Cinsiyet Eşitliği Nedir?

Cinsiyet eşitliği; hangi cinsel kimliğe sahip olursa olsun tüm bireylerin eşit haklara sahip olmasıdır. Bu tanımda kadın ve erkeğin aynı olduğu değil; yükümlülük ve hakların cinsiyete ve cinsel yönelime bağlı olmayacağı ifade edilir.

Toplumsal cinsiyet eşitliği; farklı kadın ve erkek gruplarının çeşitliliğini tanıyarak cinsiyet ayrımı yapılmaksızın tüm bireylerin çıkarlarının, ihtiyaçlarının ve önceliklerinin dikkate alınmasını ifade eder. Bu alan; güç, etki, mali durum, eğitim, çalışma ve fiziksel bütünlük gibi konuları içerir. 

Toplumsal cinsiyet eşitliği yalnızca bir kadın sorunu değildir; kadınları olduğu kadar erkekleri de ilgilendirmelidir. Kadın-erkek eşitsizliği bir insan hakları sorunudur ve bu eşitliği sağlamak, insan merkezli sürdürülebilir kalkınmanın ön koşulu ve göstergesidir.

Çoğu toplumda, kadınlar ve erkekler arasında paylaştırılan ya da üstlenilen sorumluluklar, kaynaklara erişim ve bunlar üzerinde kontrol, herhangi bir konu hakkında karar verme ile ilgili farklılıklar ve eşitsizlikler mevcuttur. Cinsiyet, daha geniş sosyo-kültürel bağlamın bir parçasıdır. Sosyo-kültürel analiz için diğer önemli kriterler arasında sınıf, ırk, yoksulluk düzeyi, etnik grup ve yaş yer alır.

Cinsiyet önyargısı ve bunun sonucunda ortaya çıkan cinsiyet ayrımcılığı çocuklukta başlar. Kız ve erkek çocuklar doğdukları andan itibaren evlerinde, okullarında ve yaşadıkları sosyal çevrede sonuçları hayat boyu sürecek olan eylemlerle karşılaşabilir ve aynı zamanda kaynaklara ve fırsatlara erişim konusunda eşitsiz cinsiyet normlarının yanı sıra sosyal normlarla karşı karşıya kalabilir.

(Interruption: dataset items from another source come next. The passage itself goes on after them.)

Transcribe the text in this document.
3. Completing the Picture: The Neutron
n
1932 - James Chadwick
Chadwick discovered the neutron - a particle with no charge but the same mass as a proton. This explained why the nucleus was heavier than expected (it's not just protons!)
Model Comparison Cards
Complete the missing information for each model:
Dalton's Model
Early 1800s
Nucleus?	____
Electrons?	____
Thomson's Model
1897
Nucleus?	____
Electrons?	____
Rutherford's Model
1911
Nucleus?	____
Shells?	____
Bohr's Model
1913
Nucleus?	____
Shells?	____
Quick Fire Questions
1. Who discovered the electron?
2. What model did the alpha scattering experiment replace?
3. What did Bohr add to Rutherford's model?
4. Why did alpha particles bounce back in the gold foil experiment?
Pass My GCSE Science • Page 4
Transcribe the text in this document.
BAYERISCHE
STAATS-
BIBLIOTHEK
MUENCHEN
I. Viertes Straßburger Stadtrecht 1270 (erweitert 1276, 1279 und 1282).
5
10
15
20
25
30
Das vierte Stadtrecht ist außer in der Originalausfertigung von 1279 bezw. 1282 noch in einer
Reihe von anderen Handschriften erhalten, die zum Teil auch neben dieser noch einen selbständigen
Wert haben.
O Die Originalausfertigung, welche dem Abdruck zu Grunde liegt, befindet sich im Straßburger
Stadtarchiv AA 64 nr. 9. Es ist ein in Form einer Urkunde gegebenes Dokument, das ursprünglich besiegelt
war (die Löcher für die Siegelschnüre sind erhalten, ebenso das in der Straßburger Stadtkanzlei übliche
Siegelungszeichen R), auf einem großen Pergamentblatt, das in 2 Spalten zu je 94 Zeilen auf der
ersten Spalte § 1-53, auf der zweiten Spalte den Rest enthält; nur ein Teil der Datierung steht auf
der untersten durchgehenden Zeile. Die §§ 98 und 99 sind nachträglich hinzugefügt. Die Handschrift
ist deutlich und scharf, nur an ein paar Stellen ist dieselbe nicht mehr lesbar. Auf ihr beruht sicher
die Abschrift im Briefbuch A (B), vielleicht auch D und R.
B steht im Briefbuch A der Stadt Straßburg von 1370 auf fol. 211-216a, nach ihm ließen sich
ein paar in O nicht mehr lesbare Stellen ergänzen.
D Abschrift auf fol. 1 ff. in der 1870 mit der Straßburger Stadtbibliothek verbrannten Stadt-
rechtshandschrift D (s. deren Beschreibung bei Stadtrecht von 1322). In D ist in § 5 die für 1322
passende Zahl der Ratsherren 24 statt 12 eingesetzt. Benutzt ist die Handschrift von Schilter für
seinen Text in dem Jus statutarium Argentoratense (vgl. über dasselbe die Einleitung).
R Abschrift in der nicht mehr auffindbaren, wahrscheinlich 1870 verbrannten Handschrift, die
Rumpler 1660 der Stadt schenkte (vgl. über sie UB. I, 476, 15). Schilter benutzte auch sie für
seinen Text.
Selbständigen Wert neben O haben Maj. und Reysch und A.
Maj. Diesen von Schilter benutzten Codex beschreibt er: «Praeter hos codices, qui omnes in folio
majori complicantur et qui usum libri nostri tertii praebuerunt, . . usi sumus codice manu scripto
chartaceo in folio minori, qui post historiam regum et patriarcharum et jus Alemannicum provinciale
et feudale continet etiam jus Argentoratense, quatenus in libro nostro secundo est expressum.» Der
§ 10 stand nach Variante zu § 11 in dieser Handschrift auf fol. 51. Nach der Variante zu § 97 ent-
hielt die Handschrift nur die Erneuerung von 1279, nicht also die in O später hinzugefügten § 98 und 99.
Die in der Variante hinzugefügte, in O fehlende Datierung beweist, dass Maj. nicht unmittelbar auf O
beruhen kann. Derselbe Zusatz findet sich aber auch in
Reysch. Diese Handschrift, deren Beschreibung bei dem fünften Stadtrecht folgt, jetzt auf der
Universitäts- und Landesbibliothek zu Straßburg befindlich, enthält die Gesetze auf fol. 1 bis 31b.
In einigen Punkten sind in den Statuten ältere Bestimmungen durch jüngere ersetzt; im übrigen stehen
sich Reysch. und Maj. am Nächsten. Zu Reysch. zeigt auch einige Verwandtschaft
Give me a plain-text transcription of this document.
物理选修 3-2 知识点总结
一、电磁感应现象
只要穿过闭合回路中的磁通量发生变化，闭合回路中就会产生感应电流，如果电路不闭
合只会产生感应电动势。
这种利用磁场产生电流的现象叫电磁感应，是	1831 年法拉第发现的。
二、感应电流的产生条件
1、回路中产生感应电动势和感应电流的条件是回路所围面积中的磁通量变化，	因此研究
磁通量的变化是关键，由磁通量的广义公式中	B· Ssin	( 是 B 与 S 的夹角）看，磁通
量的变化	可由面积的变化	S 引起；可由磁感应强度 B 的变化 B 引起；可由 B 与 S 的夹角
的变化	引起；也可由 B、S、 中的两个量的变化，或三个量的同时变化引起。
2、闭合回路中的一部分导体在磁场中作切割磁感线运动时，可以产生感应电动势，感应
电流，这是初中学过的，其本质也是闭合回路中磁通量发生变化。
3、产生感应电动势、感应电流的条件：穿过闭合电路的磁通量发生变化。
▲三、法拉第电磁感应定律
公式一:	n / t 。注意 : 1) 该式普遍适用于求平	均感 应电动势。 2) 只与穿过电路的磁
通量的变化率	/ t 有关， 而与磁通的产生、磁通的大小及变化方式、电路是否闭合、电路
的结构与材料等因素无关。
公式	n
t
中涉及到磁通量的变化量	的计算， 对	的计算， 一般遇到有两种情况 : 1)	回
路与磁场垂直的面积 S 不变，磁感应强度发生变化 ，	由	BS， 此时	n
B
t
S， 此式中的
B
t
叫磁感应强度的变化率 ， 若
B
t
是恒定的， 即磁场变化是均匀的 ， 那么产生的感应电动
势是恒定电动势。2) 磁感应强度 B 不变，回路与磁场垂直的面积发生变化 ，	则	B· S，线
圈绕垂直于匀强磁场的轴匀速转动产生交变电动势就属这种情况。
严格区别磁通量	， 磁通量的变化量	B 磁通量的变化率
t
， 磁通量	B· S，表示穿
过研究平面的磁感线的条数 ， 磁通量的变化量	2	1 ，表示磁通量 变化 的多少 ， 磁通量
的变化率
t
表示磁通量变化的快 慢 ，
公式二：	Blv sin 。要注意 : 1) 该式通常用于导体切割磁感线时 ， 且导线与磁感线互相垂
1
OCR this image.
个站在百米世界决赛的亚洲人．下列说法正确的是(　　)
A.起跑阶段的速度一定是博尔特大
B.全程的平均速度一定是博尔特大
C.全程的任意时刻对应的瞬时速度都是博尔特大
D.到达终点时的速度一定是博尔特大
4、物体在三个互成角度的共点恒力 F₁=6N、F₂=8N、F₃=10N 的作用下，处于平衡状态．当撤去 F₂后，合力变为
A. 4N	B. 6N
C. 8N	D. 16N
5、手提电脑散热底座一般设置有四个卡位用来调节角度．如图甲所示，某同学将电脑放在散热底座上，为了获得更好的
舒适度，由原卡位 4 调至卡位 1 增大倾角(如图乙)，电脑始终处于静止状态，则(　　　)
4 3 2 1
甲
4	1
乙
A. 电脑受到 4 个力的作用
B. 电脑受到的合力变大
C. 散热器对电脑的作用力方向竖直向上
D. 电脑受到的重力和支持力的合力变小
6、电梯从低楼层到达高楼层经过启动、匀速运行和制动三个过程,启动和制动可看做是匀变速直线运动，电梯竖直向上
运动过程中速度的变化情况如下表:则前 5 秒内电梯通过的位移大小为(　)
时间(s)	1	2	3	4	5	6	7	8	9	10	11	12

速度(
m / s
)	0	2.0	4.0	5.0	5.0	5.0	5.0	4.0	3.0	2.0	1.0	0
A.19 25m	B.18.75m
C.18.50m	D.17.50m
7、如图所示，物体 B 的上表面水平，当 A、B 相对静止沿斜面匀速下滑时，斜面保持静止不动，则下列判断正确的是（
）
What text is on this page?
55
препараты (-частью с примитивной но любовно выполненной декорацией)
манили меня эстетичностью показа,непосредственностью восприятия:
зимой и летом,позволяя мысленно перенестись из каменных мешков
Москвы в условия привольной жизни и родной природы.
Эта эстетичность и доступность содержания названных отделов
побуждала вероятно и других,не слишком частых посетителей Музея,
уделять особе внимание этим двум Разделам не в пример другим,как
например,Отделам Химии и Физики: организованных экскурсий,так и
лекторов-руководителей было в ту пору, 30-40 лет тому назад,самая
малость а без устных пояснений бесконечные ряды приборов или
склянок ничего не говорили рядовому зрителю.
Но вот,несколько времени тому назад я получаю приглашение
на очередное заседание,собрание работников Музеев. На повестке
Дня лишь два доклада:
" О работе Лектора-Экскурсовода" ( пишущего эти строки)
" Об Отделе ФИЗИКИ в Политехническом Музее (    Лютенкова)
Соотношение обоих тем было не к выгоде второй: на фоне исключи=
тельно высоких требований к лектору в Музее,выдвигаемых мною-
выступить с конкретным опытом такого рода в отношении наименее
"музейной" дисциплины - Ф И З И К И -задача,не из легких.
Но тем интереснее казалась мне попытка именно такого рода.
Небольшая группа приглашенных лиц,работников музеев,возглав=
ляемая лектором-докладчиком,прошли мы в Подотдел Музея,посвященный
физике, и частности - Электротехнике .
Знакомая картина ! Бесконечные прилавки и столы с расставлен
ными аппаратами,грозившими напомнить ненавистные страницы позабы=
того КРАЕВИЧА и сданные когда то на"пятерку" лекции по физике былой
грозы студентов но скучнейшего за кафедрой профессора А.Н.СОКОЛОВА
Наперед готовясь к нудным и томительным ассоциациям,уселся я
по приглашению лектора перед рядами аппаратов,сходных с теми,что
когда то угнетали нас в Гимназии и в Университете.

Örneğin; erkek çocukları meslek edinebilmek için okula gitmeye ve eğitim almaya teşvik edilirken, kız çocuklarına ev sorumlulukları verilebilir. 

Birçok kız çocuğu, eğitim hayatına yönelik çalışmaları sürdürebilmek için erkeklerden daha az destek alır. Kızların derslere düzenli olarak katılmaları engellenebilir ya da güvenlik ve hijyen ihtiyaçları göz ardı edilebilir. 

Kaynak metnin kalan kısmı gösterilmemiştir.